Last year marked TaiGen’s first profitable year since 2017, as it registered net losses of NT$343 million in 2018, NT$295 million in 2019 and NT$404 million in 2020.
Despite reporting earnings per share of NT$1.08 for last year, the company’s board of directors has proposed not to distribute a cash dividend this year, TaiGen said.
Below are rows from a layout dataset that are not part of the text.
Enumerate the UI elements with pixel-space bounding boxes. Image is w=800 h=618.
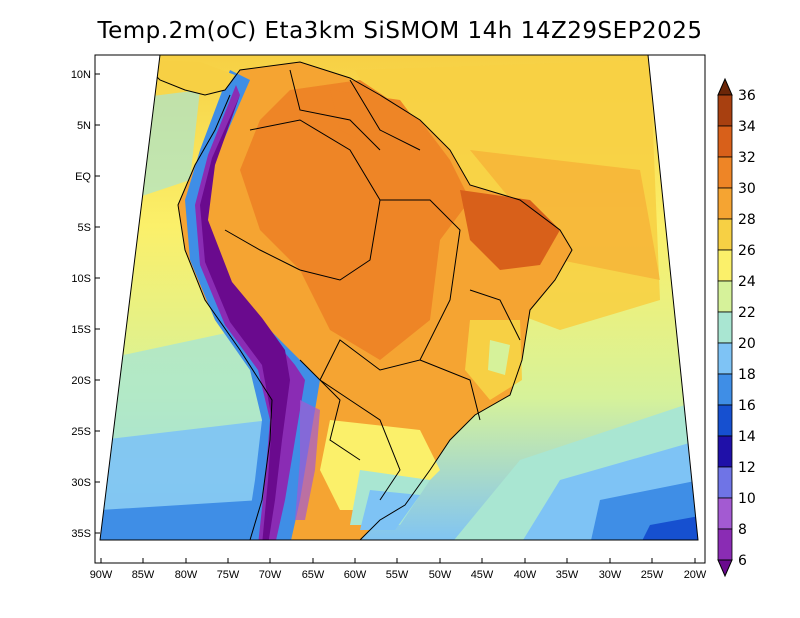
colorbar-swatch [717, 156, 733, 189]
colorbar-max-triangle [717, 77, 733, 96]
lat-label: 10N [71, 69, 91, 81]
colorbar-label: 28 [738, 212, 756, 228]
lat-label: 5N [77, 120, 91, 132]
colorbar-label: 36 [738, 88, 756, 104]
lon-label: 55W [386, 569, 409, 581]
colorbar-label: 32 [738, 150, 756, 166]
lat-label: 5S [78, 222, 91, 234]
latitude-axis: 10N 5N EQ 5S 10S 15S 20S 25S 30S 35S [71, 69, 100, 540]
lon-label: 70W [259, 569, 282, 581]
lon-label: 45W [471, 569, 494, 581]
lon-label: 40W [514, 569, 537, 581]
colorbar-swatch [717, 373, 733, 406]
colorbar-swatch [717, 94, 733, 127]
lat-label: 20S [71, 375, 91, 387]
lon-label: 90W [90, 569, 113, 581]
colorbar-swatch [717, 187, 733, 220]
colorbar-label: 22 [738, 305, 756, 321]
colorbar-label: 24 [738, 274, 756, 290]
lat-label: 35S [71, 528, 91, 540]
colorbar-swatch [717, 218, 733, 251]
lon-label: 65W [302, 569, 325, 581]
lon-label: 80W [175, 569, 198, 581]
colorbar-swatch [717, 435, 733, 468]
colorbar-min-triangle [717, 559, 733, 578]
colorbar-swatch [717, 528, 733, 561]
colorbar-label: 34 [738, 119, 756, 135]
colorbar-label: 12 [738, 460, 756, 476]
lat-label: 30S [71, 477, 91, 489]
temperature-field [100, 55, 698, 540]
lon-label: 50W [429, 569, 452, 581]
lat-label: 15S [71, 324, 91, 336]
colorbar-label: 10 [738, 491, 756, 507]
lat-label: EQ [75, 171, 91, 183]
longitude-axis: 90W 85W 80W 75W 70W 65W 60W 55W 50W 45W … [90, 558, 707, 581]
colorbar-label: 18 [738, 367, 756, 383]
colorbar-label: 8 [738, 522, 747, 538]
colorbar-swatch [717, 311, 733, 344]
colorbar-swatch [717, 404, 733, 437]
colorbar-label: 6 [738, 553, 747, 569]
axis-box [94, 54, 706, 564]
lat-label: 10S [71, 273, 91, 285]
colorbar-swatch [717, 249, 733, 282]
lon-label: 60W [344, 569, 367, 581]
lon-label: 85W [132, 569, 155, 581]
colorbar-swatch [717, 342, 733, 375]
colorbar-label: 14 [738, 429, 756, 445]
colorbar: 36 34 32 30 28 26 24 22 20 18 16 14 12 10 8 6 [717, 77, 756, 578]
lon-label: 30W [599, 569, 622, 581]
lon-label: 25W [641, 569, 664, 581]
lon-label: 75W [217, 569, 240, 581]
lon-label: 20W [684, 569, 707, 581]
colorbar-swatch [717, 497, 733, 530]
map-title: Temp.2m(oC) Eta3km SiSMOM 14h 14Z29SEP20… [97, 18, 703, 44]
lat-label: 25S [71, 426, 91, 438]
colorbar-label: 20 [738, 336, 756, 352]
colorbar-label: 30 [738, 181, 756, 197]
lon-label: 35W [556, 569, 579, 581]
colorbar-swatch [717, 466, 733, 499]
colorbar-swatch [717, 280, 733, 313]
colorbar-label: 16 [738, 398, 756, 414]
colorbar-swatch [717, 125, 733, 158]
colorbar-label: 26 [738, 243, 756, 259]
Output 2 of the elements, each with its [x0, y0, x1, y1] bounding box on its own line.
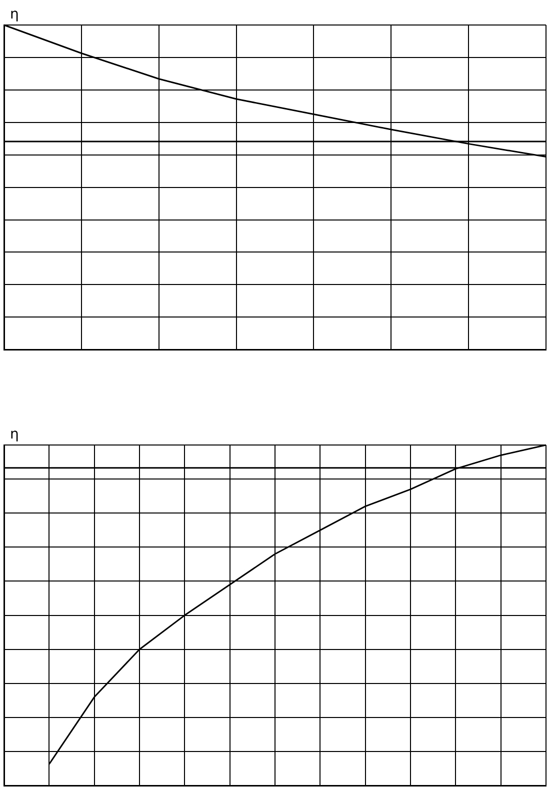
y-axis-title: η: [10, 426, 19, 443]
y-axis-title: η: [10, 6, 19, 23]
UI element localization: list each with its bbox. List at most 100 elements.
The company attributed the improvement in its balance sheet to a payment of NT$1.29 billion from Zhejiang Medicine to buy TaiGen’s Chinese patent of its antibacterial drug Taigenxyn (nemonoxacin).
The money was used to develop the new experimental anti-influenza drug TG-1000 and a new antibiotic for a drug-resistant bacterium, the company said in a statement.
“We are still compiling the data generated in our phase 2 clinical trials for TG-1000, so it will take a while before we reveal the results,” TaiGen chairman Philip Huang (黃國龍) said in the statement.
TaiGen finished recruiting all 202 participants for human tests last month.
The company would determine the overseas market for the development of TG-1000 after phase 2 human trials are completed, Huang said.
Although the phase 2 tests are being conducted in China, the test results can be used to file an application with the US Food and Drug Administration, as the protocols of the tests meet the agency’s requirements, Huang said earlier this year.